Before you build a fire, you should know all the rules regarding campfires at your campsite. In certain regions campfires are only allowed in designated areas, and you should never bring your own firewood. Fires may be prohibited due to dry or unfavorable conditions. Warnings from government agencies are in place for good reason and should be heeded. Don’t build a fire if it’s dry or windy. Many campsites have fire rings available. If one is not available, you should choose a site for your campfire that’s a safe distance away from grass, trees and tents. Clear ground litter, twigs, leaves and any organic material down to bare soil at least 10 feet around your campfire. If possible, encircle the campfire pit with rocks. Be sure to your site is upwind from the sleeping area to prevent any sparks or embers from catching tents or sleeping bags on fire.

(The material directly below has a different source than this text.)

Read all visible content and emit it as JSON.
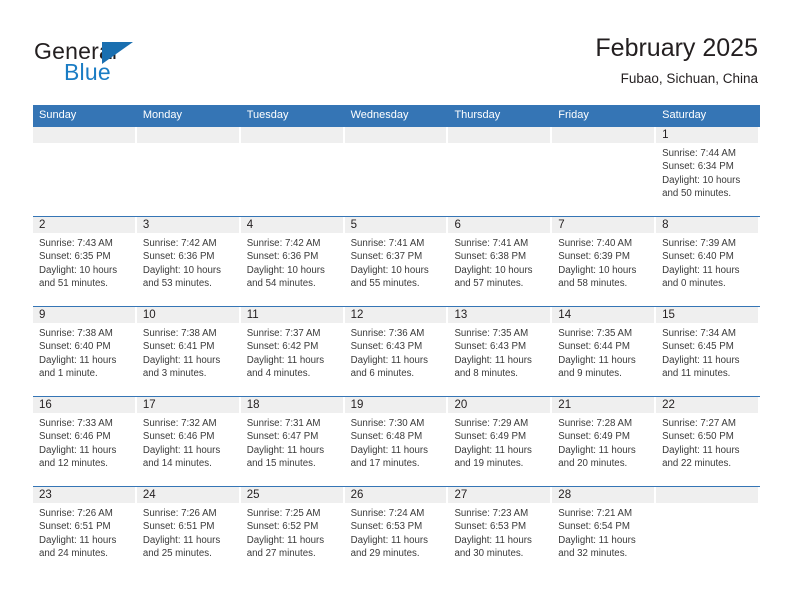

When it comes to starting your campfire, avoid using gasoline or other petroleum-based products which are highly explosive. Build your fire in stages first with small pieces of kindling, then piling small pieces of wood on top of the kindling and then by adding larger pieces of wood. Keep your fire size manageable, with a pail of sand or water close by, and a shovel in case you need to control or extinguish the fire. Extra firewood should be kept away from the flames, stowed upwind from the fire. As long as the campfire is burning, someone should attend it, keeping a watchful eye for any flying sparks or embers that might land on anything flammable and any sudden gusts of wind that can spread a fire. Extinguish the fire if conditions become unsafe, if you have to leave the campsite and before you go to bed. To properly extinguish a campfire it must be drowned with water. You must be sure that all embers, coals and wood pieces are wet, even soaked. Be sure to use a shovel to turn all rocks and logs and douse any hot coals beneath them. Any burning material should be extinguished and cooled.

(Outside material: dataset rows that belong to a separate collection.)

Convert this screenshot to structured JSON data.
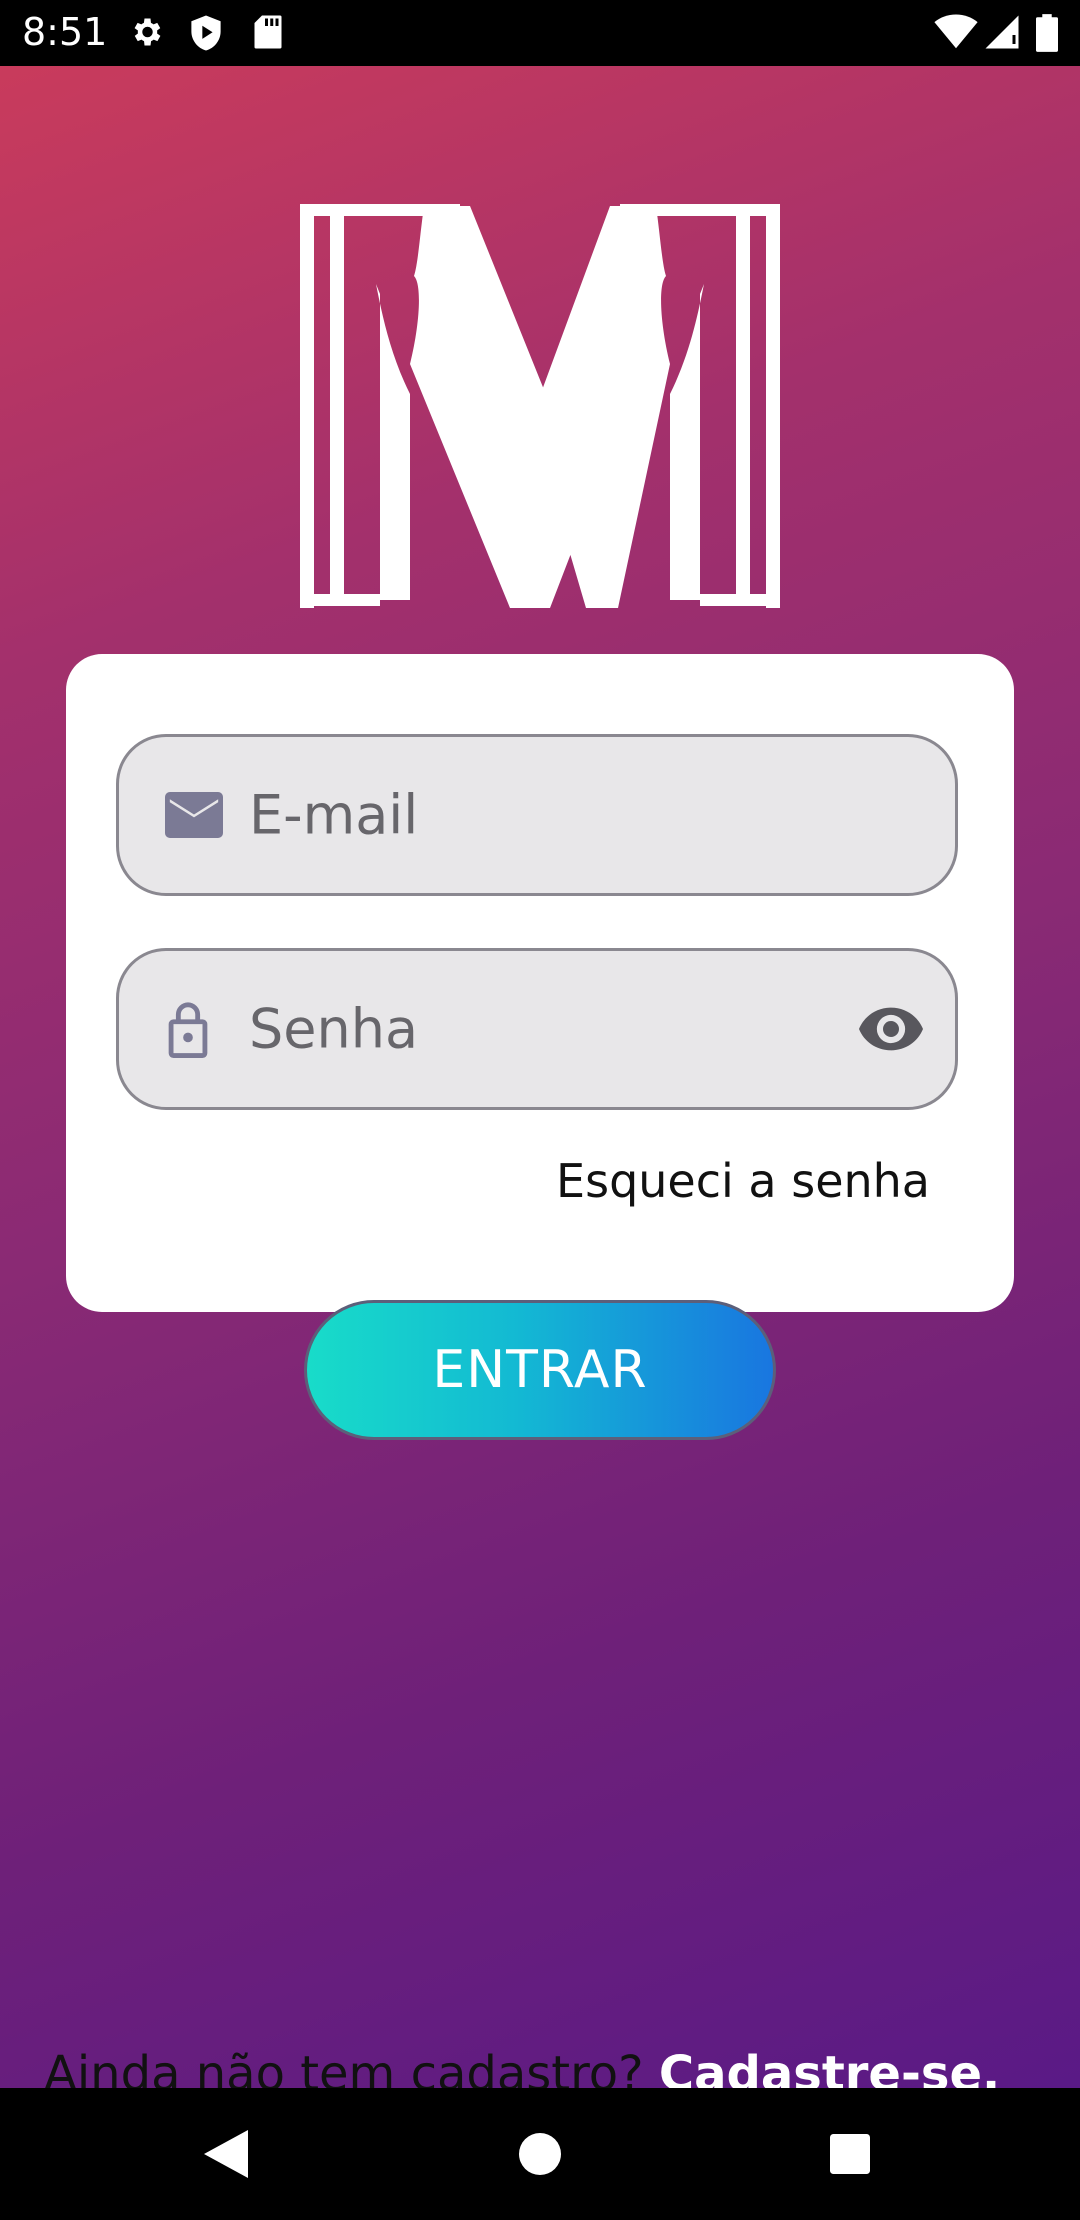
{
  "status_bar": {
    "time": "8:51",
    "left_icons": [
      "gear-icon",
      "shield-play-icon",
      "sd-card-icon"
    ],
    "right_icons": [
      "wifi-icon",
      "cell-signal-icon",
      "battery-icon"
    ]
  },
  "colors": {
    "gradient_top": "#c93b5c",
    "gradient_bottom": "#5a1a86",
    "button_start": "#18dcc9",
    "button_end": "#1976e0",
    "field_bg": "#e8e7e9",
    "icon_color": "#7b7a95"
  },
  "logo": {
    "letter": "M"
  },
  "login": {
    "email_placeholder": "E-mail",
    "email_icon": "envelope-icon",
    "password_placeholder": "Senha",
    "password_icon": "lock-icon",
    "visibility_icon": "eye-icon",
    "forgot_label": "Esqueci a senha",
    "submit_label": "ENTRAR"
  },
  "signup": {
    "prompt": "Ainda não tem cadastro?",
    "link": "Cadastre-se."
  },
  "nav_bar": {
    "buttons": [
      "back-triangle-icon",
      "home-circle-icon",
      "recents-square-icon"
    ]
  }
}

Campfires are not the only source of many forest fires. When using stoves, lanterns and heaters, make sure to follow the manufacturer’s directions. Be sure all connections are tight. To check for any leaks, put soapy water on connections. If the soapy water bubbles, gas is seeping out and the connection will need to be repaired. Before using stoves, lanterns or heaters, replenish the fuel supply, using a funnel to avoid spilling liquid fuels. Refuel only when the stove, lantern or heater is cool, a safe distance from campfires, grills and open flame and always outside and away from tents and campers. Keep flammable liquids and fuel cylinders a safe distance from your tent or camper. Fuel lanterns and stoves should never be used inside a tent. Battery operated lights and lanterns are a much safer option. Only use appliances in open areas away from flammable materials. Any cooking should be done outside, with fire extinguishers well within reach.
Safe campfires, stoves, lanterns and heaters are always attended with campers following government and manufacturer suggestions. Keep your fires small and manageable with fire extinguishers, a bucket of sand or water and shovel nearby.